Fortescue’s high-grade iron ore dream springs a leak

Mining billionaire Andrew Forrest’s troubled foray into producing high-grade ore – Fortescue’s Iron Bridge project – has suffered another setback, with a leaking water pipeline that could more than halve magnetite production this financial year.

However, the lost production and $220 million cost to replace 65 kilometres of pipeline will hardly dent Fortescue’s financial performance. The miner shipped 48.5 million tonnes of its main iron ore product haematite in the December quarter, 6 per cent higher than the previous three months to achieve its second-highest first-half production.

Fortescue executive chair Andrew Forrest was at Iron Bridge in WA’s Pilbara in May 2023 when its first product arrived at Port Hedland.
Fortescue executive chair Andrew Forrest was at Iron Bridge in WA’s Pilbara in May 2023 when its first product arrived at Port Hedland.Credit: Forstescue

At Iron Bridge, Fortescue had planned to produce five million tonnes of magnetite this financial year as it ramped up the $5.9 billion project to its full capacity of 22 million tonnes a year.
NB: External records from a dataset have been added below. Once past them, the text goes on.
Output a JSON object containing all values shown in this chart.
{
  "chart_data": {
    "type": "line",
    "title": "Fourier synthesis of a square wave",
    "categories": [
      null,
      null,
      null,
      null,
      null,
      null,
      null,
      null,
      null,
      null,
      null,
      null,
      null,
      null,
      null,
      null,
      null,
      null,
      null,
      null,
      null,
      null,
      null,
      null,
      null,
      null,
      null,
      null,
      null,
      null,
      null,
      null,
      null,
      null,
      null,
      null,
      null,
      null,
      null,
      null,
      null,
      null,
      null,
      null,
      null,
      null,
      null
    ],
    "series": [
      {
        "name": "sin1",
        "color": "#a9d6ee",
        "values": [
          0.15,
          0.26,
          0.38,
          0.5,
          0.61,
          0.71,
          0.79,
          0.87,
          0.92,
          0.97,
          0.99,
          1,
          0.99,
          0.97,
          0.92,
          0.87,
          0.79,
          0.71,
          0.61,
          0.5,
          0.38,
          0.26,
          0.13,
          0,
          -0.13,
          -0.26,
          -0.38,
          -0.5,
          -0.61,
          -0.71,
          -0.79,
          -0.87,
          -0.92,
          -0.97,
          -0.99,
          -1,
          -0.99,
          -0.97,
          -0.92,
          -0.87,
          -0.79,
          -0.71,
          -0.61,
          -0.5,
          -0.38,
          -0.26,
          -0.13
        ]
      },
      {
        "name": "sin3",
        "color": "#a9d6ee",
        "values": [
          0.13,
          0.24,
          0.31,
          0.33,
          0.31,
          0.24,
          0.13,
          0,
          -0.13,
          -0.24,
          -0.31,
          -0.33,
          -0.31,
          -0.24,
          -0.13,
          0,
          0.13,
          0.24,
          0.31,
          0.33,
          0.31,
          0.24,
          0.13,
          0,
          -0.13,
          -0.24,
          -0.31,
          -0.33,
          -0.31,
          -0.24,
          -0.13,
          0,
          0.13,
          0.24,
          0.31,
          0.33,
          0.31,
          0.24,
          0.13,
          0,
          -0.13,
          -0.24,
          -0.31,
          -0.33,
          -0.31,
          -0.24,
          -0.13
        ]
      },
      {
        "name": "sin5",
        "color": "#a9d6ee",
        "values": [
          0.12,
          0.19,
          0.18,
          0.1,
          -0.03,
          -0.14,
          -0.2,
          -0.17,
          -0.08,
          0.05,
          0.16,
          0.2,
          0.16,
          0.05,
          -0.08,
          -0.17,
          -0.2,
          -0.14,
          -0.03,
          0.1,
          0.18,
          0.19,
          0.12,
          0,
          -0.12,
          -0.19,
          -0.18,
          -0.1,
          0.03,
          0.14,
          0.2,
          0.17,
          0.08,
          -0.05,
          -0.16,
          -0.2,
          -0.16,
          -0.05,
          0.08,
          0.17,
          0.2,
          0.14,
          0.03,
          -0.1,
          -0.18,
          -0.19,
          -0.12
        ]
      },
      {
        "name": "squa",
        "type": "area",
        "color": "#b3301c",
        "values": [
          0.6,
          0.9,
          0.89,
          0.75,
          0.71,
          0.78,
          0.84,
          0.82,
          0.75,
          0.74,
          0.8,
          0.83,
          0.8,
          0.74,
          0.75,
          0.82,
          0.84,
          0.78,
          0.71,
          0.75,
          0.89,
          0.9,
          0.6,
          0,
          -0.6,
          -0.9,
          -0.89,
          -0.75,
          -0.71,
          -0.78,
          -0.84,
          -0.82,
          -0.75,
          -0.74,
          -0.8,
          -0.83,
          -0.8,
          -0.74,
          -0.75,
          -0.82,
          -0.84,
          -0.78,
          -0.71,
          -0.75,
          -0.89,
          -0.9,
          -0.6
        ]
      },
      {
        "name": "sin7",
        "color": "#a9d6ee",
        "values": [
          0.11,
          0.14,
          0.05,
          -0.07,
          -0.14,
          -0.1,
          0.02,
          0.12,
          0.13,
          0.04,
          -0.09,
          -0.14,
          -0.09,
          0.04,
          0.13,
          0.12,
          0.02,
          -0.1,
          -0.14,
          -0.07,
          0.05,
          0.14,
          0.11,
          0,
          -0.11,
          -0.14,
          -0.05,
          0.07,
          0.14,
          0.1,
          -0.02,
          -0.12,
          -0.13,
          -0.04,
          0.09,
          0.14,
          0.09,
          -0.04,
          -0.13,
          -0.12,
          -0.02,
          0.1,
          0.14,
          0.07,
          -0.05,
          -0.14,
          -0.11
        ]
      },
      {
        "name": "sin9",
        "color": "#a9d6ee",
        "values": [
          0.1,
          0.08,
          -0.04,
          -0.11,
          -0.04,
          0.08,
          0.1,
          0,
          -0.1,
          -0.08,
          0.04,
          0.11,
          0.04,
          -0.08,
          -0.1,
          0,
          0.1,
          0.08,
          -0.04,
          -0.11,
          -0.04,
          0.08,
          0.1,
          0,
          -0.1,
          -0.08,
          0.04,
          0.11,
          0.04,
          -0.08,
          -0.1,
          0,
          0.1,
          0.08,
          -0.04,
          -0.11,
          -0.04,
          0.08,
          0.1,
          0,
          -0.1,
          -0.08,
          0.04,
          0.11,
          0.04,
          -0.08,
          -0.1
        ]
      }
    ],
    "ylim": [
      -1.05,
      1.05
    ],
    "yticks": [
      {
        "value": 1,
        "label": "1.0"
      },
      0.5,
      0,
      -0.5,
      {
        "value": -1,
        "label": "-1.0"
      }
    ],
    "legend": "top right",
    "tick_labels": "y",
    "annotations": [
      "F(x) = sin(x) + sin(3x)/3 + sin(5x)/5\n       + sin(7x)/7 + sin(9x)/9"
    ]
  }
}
That forecast has now been cut to two to four million tonnes due to continual leaks in the higher pressure section of a 240 kilometre-long pipeline that supplies water to the processing plant.

Fortescue’s first move into complex processing of the ore it mines has been dogged with problems since three senior executives exited three years ago when news of cost blowouts first surfaced.

Fortescue’s guidance for total production of both types of iron ore for the 12 months to June remains unchanged at 192 million to 197 million tonnes.

Fortescue Metals chief executive Dino Otranto said it was a strong quarter from the iron ore operation that included its second shipment of magnetite and the initial export from its Belinga project in Gabon.

“We achieved this while continuing to grow our green technology, energy and metals businesses, keeping costs low and maintaining our safety performance,” he said.

Fortescue aims for its mining operation to be emissions-free by 2030, a far more aggressive target than any other Australian miner. It is trialling the first of three electric excavators powered by a trailing cable more than two kilometres long.


Fortescue’s energy division, led by chief executive Mark Hutchinson, is prioritising for board approval green hydrogen projects in Brazil, Kenya and Norway.

Fortescue shares were up 1.8 per cent to $28.90 each in early trading on Thursday.